"Can I be of service?" he suggested in an amused drawl.
Instinctively she gasped: "No, please—!" At the same time Bel tried to shoulder the other roughly out of his way; the gratuitous champion stood firm, merely counselling "Easy, old thing, easy!" Then Bel lost his head. Lucinda heard him damning the other. There was a slight scuffle, in which the two, locked in each other's arms, reeled to one side. The bellboy was shouting "Now, ma'm—now's your chance!" She stumbled into the taxi. Holding the door, the boy demanded: "Where to, ma'm—where to?" She gasped: "Anywhere—only, tell him, hurry!" The door crashed, gears meshed with a grinding screech, the cab leaped forward with such spirit that Lucinda was thrown heavily against the back of the seat.

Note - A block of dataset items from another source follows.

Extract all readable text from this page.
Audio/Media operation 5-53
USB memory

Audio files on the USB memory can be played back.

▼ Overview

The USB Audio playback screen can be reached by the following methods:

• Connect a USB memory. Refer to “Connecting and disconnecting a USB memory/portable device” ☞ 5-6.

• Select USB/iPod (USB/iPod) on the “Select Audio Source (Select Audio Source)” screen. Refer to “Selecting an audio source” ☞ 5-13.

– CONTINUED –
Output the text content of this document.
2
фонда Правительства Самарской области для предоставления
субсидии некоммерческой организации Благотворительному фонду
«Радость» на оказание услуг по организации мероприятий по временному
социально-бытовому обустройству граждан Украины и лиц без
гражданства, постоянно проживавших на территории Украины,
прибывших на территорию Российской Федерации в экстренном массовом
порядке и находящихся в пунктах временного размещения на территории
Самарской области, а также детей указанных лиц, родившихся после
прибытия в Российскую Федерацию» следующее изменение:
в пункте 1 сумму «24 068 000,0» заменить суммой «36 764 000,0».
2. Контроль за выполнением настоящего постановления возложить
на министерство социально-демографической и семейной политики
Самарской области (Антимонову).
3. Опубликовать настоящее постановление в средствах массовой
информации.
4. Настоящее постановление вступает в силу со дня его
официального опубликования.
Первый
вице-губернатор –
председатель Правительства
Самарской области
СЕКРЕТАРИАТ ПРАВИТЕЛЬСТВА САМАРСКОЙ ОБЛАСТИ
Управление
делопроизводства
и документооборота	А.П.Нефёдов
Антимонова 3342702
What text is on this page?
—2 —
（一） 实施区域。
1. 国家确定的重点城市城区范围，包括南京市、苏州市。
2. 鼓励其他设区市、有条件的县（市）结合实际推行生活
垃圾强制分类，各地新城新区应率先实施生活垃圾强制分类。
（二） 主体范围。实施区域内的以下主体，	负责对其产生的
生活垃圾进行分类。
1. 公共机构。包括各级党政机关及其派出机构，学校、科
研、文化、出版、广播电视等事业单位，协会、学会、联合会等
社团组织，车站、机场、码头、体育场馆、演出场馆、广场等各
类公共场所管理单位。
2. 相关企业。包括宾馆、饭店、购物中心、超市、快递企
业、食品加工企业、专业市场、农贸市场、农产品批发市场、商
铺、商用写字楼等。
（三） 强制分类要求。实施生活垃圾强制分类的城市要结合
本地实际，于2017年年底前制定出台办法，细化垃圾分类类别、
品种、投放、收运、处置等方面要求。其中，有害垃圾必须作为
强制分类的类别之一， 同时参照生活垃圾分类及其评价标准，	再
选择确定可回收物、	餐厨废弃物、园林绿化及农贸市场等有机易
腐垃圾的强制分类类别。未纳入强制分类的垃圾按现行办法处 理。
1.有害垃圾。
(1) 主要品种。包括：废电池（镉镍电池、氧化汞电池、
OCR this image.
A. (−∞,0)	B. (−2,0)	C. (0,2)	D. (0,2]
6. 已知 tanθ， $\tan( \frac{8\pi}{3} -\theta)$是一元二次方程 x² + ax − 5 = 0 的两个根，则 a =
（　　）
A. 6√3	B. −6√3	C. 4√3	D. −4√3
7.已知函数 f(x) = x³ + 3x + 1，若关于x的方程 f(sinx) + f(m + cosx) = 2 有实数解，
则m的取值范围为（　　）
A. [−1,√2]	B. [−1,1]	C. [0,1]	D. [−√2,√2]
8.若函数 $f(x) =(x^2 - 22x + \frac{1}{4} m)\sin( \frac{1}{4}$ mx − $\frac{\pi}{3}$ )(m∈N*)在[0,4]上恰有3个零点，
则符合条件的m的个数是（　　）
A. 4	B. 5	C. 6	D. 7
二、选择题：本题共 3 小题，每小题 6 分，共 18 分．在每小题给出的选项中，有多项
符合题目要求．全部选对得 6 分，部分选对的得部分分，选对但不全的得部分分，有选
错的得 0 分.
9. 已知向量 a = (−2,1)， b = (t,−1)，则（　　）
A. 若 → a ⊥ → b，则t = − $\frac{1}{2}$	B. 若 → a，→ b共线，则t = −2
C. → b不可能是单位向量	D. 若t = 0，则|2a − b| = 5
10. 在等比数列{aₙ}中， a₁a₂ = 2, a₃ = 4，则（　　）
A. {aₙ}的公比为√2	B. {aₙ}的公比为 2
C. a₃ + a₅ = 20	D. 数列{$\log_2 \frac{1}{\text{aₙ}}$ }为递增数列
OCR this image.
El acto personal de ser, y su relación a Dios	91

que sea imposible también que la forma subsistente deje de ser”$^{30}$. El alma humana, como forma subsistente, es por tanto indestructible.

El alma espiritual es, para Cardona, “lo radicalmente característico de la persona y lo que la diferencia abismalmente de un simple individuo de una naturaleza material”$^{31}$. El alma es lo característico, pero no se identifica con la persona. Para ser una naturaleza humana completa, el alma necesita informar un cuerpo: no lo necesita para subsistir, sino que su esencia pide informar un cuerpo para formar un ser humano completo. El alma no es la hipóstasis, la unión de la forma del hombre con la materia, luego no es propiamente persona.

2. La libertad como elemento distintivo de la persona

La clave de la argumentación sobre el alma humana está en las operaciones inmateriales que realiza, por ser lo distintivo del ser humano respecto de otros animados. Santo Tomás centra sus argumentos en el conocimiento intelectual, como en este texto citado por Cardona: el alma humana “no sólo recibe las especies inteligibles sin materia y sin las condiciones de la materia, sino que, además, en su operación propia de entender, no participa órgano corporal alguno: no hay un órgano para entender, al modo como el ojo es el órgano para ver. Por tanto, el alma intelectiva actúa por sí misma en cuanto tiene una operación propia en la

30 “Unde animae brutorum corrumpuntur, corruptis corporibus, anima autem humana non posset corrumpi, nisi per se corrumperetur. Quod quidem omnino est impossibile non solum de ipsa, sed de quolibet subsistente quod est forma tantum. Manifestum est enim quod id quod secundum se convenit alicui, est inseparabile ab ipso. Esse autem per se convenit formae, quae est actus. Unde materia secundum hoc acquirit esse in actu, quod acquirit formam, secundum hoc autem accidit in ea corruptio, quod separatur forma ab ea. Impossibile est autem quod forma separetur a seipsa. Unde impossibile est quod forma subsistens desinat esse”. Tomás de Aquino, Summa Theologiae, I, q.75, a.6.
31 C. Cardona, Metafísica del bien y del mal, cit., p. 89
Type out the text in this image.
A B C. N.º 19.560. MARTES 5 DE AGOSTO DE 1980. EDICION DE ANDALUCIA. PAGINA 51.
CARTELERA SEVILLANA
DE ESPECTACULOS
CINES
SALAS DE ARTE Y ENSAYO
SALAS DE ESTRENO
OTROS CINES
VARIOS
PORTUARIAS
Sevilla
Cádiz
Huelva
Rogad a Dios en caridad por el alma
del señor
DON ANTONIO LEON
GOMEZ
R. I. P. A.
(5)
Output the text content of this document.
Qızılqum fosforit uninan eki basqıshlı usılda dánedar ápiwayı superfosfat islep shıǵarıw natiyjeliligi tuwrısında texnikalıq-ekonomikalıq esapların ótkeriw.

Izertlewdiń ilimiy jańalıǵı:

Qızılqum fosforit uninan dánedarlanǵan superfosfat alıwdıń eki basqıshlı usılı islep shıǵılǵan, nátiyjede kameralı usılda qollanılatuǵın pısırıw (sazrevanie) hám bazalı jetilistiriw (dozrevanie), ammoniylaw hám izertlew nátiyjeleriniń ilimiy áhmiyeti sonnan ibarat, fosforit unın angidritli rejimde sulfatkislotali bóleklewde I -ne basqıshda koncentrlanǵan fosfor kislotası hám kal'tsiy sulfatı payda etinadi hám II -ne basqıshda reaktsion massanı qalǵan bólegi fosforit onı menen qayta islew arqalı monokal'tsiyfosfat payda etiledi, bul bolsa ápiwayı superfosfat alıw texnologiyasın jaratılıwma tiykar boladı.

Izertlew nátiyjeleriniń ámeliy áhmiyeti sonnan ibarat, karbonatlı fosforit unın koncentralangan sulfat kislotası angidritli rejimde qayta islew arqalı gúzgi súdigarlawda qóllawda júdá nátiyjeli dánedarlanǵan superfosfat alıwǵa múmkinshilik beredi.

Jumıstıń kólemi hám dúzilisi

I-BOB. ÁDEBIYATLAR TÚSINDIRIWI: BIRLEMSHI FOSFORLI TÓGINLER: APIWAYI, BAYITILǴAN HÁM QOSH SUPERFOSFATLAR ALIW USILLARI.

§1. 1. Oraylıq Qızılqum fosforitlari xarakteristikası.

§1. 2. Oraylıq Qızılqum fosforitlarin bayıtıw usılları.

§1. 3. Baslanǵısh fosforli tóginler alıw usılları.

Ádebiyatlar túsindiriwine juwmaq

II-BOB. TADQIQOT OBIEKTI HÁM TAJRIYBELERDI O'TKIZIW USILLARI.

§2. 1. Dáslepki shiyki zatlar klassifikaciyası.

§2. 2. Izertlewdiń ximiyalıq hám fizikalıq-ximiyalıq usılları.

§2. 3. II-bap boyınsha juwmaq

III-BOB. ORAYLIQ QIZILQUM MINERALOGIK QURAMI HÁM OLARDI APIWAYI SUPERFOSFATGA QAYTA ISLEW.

When she recovered, the vehicle was turning a corner. Through its window she caught a glimpse of the sidewalk in front of the Blackstone, just a bare glimpse of two figures struggling, with several others running toward them. Then the corner blocked out the scene.
XVII
Darting and dodging through traffic-choked thoroughfares, the taxicab had travelled a mile and more before Lucinda felt able to give the next steps the careful consideration which this pinch of mischance imposed.
In the upshot, though street clocks advised that she had the best part of two hours to kill before she could board her train, she tapped on the window and directed her driver to proceed to the Santa Fé Station. She felt reasonably safe in assuming that Bel wouldn't look for her there. Since she had told him she was going to Reno, his natural inference would be that she meant to travel by the direct overland route, he would set himself to waylay her in the Union Pacific terminal if anywhere. Provided, of course, that he had succeeded in discouraging the attentions of the gallant busybody in fit shape to make himself a nuisance again that night.
She couldn't help giggling nervously over the picture painted by a superexcited imagination.
The remaining hours of the evening worked out as eventlessly as she had hoped. Bellamy didn't show up at the station, she dined after a fashion in its restaurant, with her nose in a newspaper none of whose intelligence meant anything to hers, as soon as the platform gates were opened she was conducted by a porter to her reservation in the last car of the train but one, the observation-car; and in the latter Lucinda waited till her berth had been made ready. Then she went to bed.
She had planned to read herself asleep, but the armful of books and magazines purchased at the station bookstall either purveyed only fiction of a peculiarly insipid sort or else life itself was just then too richly coloured, too swift of movement to admit of that self-surrender which is requisite if mere artistic effort is to take effect.